La intranquilidad se ha instalado en la vida cotidiana. Los ciudadanos miran al cielo con aprensión, y el sonido de la lluvia ya no evoca la tradicional resignación mediterránea, sino un temor profundo a que se repitan las peores inundaciones. Este estado de alerta permanente representa un grave síntoma social que afecta al bienestar de miles de familias.
"Ya no se trata de si volverá a pasar, sino de cuándo. Vivimos con la incertidumbre de que la próxima tormenta sea la que se lleve todo por delante", comenta un vecino de una de las localidades afectadas.
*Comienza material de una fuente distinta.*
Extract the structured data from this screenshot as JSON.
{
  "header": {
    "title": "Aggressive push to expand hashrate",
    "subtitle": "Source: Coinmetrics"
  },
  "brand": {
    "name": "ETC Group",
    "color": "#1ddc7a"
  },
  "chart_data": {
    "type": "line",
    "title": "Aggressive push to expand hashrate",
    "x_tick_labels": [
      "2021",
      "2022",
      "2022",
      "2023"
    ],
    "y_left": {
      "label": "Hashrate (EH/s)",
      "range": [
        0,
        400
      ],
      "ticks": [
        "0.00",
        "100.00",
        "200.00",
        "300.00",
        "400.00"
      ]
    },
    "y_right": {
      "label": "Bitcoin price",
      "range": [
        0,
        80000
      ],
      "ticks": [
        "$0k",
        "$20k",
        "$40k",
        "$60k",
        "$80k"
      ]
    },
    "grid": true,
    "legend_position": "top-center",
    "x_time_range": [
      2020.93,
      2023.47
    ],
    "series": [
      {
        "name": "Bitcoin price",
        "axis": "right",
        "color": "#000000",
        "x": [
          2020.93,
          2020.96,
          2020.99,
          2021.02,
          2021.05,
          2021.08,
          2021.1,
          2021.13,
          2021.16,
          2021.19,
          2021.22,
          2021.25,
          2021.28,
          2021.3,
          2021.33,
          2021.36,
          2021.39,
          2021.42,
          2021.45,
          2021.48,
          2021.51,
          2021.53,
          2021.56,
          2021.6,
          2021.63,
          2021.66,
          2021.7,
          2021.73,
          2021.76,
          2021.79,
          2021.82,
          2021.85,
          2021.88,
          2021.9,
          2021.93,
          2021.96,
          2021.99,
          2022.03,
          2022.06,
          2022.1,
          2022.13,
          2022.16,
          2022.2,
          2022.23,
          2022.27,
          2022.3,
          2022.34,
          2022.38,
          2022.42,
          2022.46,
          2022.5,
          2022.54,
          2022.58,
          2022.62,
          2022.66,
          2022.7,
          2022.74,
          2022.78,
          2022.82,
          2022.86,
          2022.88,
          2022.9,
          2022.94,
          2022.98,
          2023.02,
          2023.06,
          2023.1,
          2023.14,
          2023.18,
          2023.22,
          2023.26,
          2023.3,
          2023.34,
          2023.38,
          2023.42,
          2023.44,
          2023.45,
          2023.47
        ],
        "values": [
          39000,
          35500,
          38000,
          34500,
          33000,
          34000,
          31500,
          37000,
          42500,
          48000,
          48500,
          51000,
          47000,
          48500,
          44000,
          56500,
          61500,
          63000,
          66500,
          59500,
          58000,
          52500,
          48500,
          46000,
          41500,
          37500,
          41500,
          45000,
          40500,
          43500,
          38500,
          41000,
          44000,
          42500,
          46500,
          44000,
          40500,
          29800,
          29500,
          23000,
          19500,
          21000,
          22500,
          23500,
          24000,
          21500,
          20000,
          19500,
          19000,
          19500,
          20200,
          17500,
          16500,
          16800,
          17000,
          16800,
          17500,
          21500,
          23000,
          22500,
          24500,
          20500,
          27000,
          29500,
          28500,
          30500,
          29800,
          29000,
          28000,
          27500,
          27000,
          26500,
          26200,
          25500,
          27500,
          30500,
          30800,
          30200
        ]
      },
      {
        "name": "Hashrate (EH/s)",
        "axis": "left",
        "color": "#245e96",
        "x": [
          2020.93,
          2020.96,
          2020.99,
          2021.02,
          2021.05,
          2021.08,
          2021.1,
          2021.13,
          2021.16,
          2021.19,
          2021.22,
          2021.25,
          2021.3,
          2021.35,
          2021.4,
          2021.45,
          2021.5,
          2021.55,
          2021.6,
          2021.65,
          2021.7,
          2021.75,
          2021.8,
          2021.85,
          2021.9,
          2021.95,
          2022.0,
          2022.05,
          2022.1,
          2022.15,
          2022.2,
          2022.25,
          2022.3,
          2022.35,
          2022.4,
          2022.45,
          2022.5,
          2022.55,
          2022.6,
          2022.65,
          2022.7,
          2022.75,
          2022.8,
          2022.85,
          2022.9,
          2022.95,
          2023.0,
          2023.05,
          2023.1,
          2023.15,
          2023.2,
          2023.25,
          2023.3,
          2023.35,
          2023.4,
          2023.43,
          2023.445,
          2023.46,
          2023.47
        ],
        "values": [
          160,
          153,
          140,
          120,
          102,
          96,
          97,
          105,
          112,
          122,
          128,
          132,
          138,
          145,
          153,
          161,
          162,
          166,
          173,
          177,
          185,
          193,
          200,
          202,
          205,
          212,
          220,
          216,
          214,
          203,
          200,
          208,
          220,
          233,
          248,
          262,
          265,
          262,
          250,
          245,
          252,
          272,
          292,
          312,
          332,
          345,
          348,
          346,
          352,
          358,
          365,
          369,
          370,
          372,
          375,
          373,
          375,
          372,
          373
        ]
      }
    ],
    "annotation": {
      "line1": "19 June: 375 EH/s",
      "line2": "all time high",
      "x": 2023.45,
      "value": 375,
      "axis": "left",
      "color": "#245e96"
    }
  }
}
Más allá de las lluvias torrenciales
El desafío climático en la Comunitat Valenciana no se limita únicamente a las lluvias. Los veranos se han transformado en periodos asfixiantes, con olas de calor prolongadas, semanas de calima procedente de África y noches tropicales que superan los 25 grados, impidiendo un descanso adecuado. Este calor extremo no solo afecta a la salud pública, sino que también crea las condiciones perfectas para la proliferación de incendios forestales de gran virulencia, un fenómeno que se extiende por toda la geografía española.
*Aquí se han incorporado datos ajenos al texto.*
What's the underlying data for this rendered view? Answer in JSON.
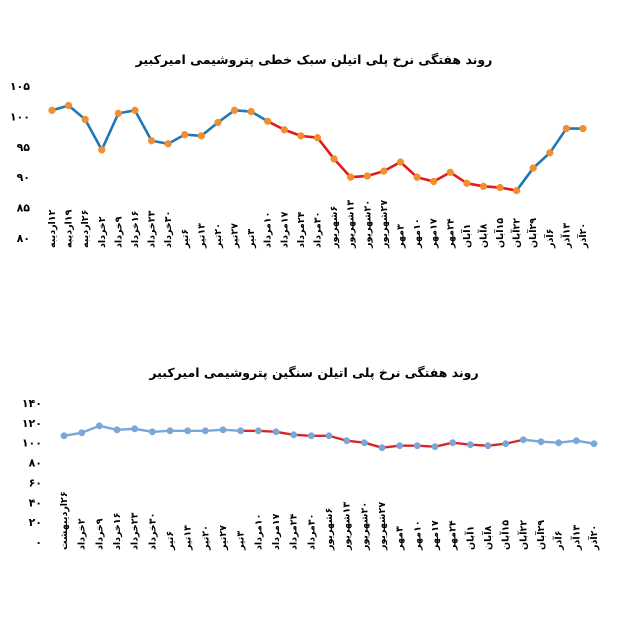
{
  "chart_data": [
    {
      "type": "line",
      "title": "روند هفتگی نرخ پلی اتیلن سبک خطی پتروشیمی امیرکبیر",
      "ylim": [
        80,
        105
      ],
      "y_ticks": [
        "۸۰",
        "۸۵",
        "۹۰",
        "۹۵",
        "۱۰۰",
        "۱۰۵"
      ],
      "grid": false,
      "categories": [
        "۱۲اردیبه",
        "۱۹اردیبه",
        "۲۶اردیبه",
        "۲خرداد",
        "۹خرداد",
        "۱۶خرداد",
        "۲۳خرداد",
        "۳۰خرداد",
        "۶تیر",
        "۱۳تیر",
        "۲۰تیر",
        "۲۷تیر",
        "۳تیر",
        "۱۰مرداد",
        "۱۷مرداد",
        "۲۴مرداد",
        "۳۰مرداد",
        "۶شهریور",
        "۱۳شهریور",
        "۲۰شهریور",
        "۲۷شهریور",
        "۳مهر",
        "۱۰مهر",
        "۱۷مهر",
        "۲۴مهر",
        "۱آبان",
        "۸آبان",
        "۱۵آبان",
        "۲۲آبان",
        "۲۹آبان",
        "۶آذر",
        "۱۳آذر",
        "۲۰آذر"
      ],
      "series": [
        {
          "line_colors": [
            "#1f77b4",
            "#e31a1c"
          ],
          "marker_color": "#f28e2b",
          "values": [
            101,
            101.8,
            99.5,
            94.5,
            100.5,
            101,
            96,
            95.5,
            97,
            96.8,
            99,
            101,
            100.8,
            99.2,
            97.8,
            96.8,
            96.5,
            93,
            90,
            90.2,
            91,
            92.5,
            90,
            89.3,
            90.8,
            89,
            88.5,
            88.3,
            87.8,
            91.5,
            94,
            98,
            98
          ]
        }
      ]
    },
    {
      "type": "line",
      "title": "روند هفتگی نرخ پلی اتیلن سنگین پتروشیمی امیرکبیر",
      "ylim": [
        0,
        140
      ],
      "y_ticks": [
        "۰",
        "۲۰",
        "۴۰",
        "۶۰",
        "۸۰",
        "۱۰۰",
        "۱۲۰",
        "۱۴۰"
      ],
      "grid": false,
      "categories": [
        "۲۶اردیبهشت",
        "۲خرداد",
        "۹خرداد",
        "۱۶خرداد",
        "۲۳خرداد",
        "۳۰خرداد",
        "۶تیر",
        "۱۳تیر",
        "۲۰تیر",
        "۲۷تیر",
        "۳تیر",
        "۱۰مرداد",
        "۱۷مرداد",
        "۲۴مرداد",
        "۳۰مرداد",
        "۶شهریور",
        "۱۳شهریور",
        "۲۰شهریور",
        "۲۷شهریور",
        "۳مهر",
        "۱۰مهر",
        "۱۷مهر",
        "۲۴مهر",
        "۱آبان",
        "۸آبان",
        "۱۵آبان",
        "۲۲آبان",
        "۲۹آبان",
        "۶آذر",
        "۱۳آذر",
        "۲۰آذر"
      ],
      "series": [
        {
          "line_colors": [
            "#7aa6d8",
            "#d62728"
          ],
          "marker_color": "#7aa6d8",
          "values": [
            107,
            110,
            117,
            113,
            114,
            111,
            112,
            112,
            112,
            113,
            112,
            112,
            111,
            108,
            107,
            107,
            102,
            100,
            95,
            97,
            97,
            96,
            100,
            98,
            97,
            99,
            103,
            101,
            100,
            102,
            99
          ]
        }
      ]
    }
  ]
}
La intensidad como factor de riesgo
Una de las características más peligrosas de los temporales recientes es su intensidad. En lugar de lluvias persistentes durante días, ahora se registran precipitaciones de más de 200 litros por metro cuadrado en cuestión de pocas horas. Esta concentración de agua en un corto periodo de tiempo desborda la capacidad de los sistemas de drenaje y los cauces naturales, multiplicando el riesgo de inundaciones repentinas y devastadoras.
La respuesta política y las obras pendientes
Ante este escenario, crece la crítica hacia la aparente inacción de las administraciones. Durante años se han anunciado proyectos de infraestructuras hidráulicas cruciales que siguen pendientes de ejecución. La protección efectiva de barrancos, ramblas y zonas inundables es una demanda histórica que cobra más urgencia que nunca.
Al mismo tiempo, surgen polémicas por decisiones en materia de planificación territorial. Propuestas legislativas que podrían permitir la construcción en zonas cercanas al litoral o en espacios naturales son vistas con preocupación por expertos y colectivos ecologistas, que advierten que negar la realidad climática solo agrava el problema.
El debate político, en ocasiones, parece alejarse de la evidencia científica. Mientras los ciudadanos reclaman seguridad y medidas concretas, las discusiones se centran en debates ideológicos sobre el cambio climático. Sin embargo, los hechos se imponen con cada nueva tormenta, demostrando que la adaptación y la mitigación no son una opción, sino una necesidad urgente para garantizar la seguridad y el futuro de la Comunitat Valenciana.